Business education needs to be radically rethought if trade is to be conducted ethically, Anita Roddick, founder of the Body Shop, said in Edinburgh this week.
Ms Roddick told economics and business teachers that social justice, human rights, community economics and ethics had to be incorporated into the traditional business studies curriculum.
"I am trying to change the language of business," she claimed. "If there is no moral sympathy, then God help us all." Business education should break the taboo about using economic indicators other than growth and profit and challenge current thinking on free trade.
Business schools, Ms Roddick said, were producing "financial barbarians". There had to be teaching about the viability of small-scale businesses.
Children had to be encouraged to travel and experience the world, what she described as the university without walls, adding that the Body Shop pays more attention to personal experience than academic qualifications.

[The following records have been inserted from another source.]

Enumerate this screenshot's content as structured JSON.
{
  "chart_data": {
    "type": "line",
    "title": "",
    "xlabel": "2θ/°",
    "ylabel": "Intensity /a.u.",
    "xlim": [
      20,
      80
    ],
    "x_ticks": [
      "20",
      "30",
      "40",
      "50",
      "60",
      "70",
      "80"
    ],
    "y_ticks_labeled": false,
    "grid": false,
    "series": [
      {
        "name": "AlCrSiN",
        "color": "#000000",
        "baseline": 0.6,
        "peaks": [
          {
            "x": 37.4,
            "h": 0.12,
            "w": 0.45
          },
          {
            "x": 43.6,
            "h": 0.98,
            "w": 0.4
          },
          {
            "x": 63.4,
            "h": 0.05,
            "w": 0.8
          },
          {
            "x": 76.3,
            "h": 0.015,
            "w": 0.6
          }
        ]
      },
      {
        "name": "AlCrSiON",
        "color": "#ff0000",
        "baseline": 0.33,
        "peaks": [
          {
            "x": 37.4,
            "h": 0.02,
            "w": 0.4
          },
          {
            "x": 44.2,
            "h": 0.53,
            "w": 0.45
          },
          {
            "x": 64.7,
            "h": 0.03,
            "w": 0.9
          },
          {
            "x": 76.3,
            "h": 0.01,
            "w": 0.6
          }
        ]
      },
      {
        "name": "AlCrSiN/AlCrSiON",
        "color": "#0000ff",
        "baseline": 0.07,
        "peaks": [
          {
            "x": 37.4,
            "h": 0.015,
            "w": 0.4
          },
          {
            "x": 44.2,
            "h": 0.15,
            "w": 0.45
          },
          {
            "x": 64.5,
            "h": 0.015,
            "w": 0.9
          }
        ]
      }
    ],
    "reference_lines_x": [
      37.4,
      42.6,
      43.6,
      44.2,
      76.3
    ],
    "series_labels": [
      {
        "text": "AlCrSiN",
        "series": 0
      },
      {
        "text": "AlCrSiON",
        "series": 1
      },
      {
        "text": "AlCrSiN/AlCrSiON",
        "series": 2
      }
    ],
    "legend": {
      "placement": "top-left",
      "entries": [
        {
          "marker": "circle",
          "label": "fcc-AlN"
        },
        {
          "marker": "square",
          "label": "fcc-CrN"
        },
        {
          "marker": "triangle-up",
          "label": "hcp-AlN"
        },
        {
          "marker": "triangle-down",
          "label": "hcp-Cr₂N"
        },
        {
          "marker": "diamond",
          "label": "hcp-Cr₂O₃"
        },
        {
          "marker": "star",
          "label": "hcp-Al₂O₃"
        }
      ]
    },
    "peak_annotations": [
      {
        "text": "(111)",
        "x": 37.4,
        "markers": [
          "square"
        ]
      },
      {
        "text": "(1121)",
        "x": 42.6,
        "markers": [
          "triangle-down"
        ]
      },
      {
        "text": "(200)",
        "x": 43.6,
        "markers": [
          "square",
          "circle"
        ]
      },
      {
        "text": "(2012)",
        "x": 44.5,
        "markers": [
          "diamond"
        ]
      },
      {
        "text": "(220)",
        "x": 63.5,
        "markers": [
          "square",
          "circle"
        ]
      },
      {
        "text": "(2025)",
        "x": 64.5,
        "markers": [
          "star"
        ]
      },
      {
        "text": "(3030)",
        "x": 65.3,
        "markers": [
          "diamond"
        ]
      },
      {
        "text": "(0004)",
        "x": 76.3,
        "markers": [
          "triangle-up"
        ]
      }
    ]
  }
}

Mr Roddick, a former teacher, said: "You cannot teach entrepreneurship. I am essentially a delinquent that cannot fit in." Her teaching experience in the sixties had inculcated a sense that children's creativity can be unlocked by allowing them to challenge perceived wisdom.
Business studies teachers spoke of the difficulty of a curriculum shaped for the demands of specific employers. Janet Campbell, a lecturer at Glenrothes College, said: "It is good to hear someone challenge ideas. There is often no room for creative thinking."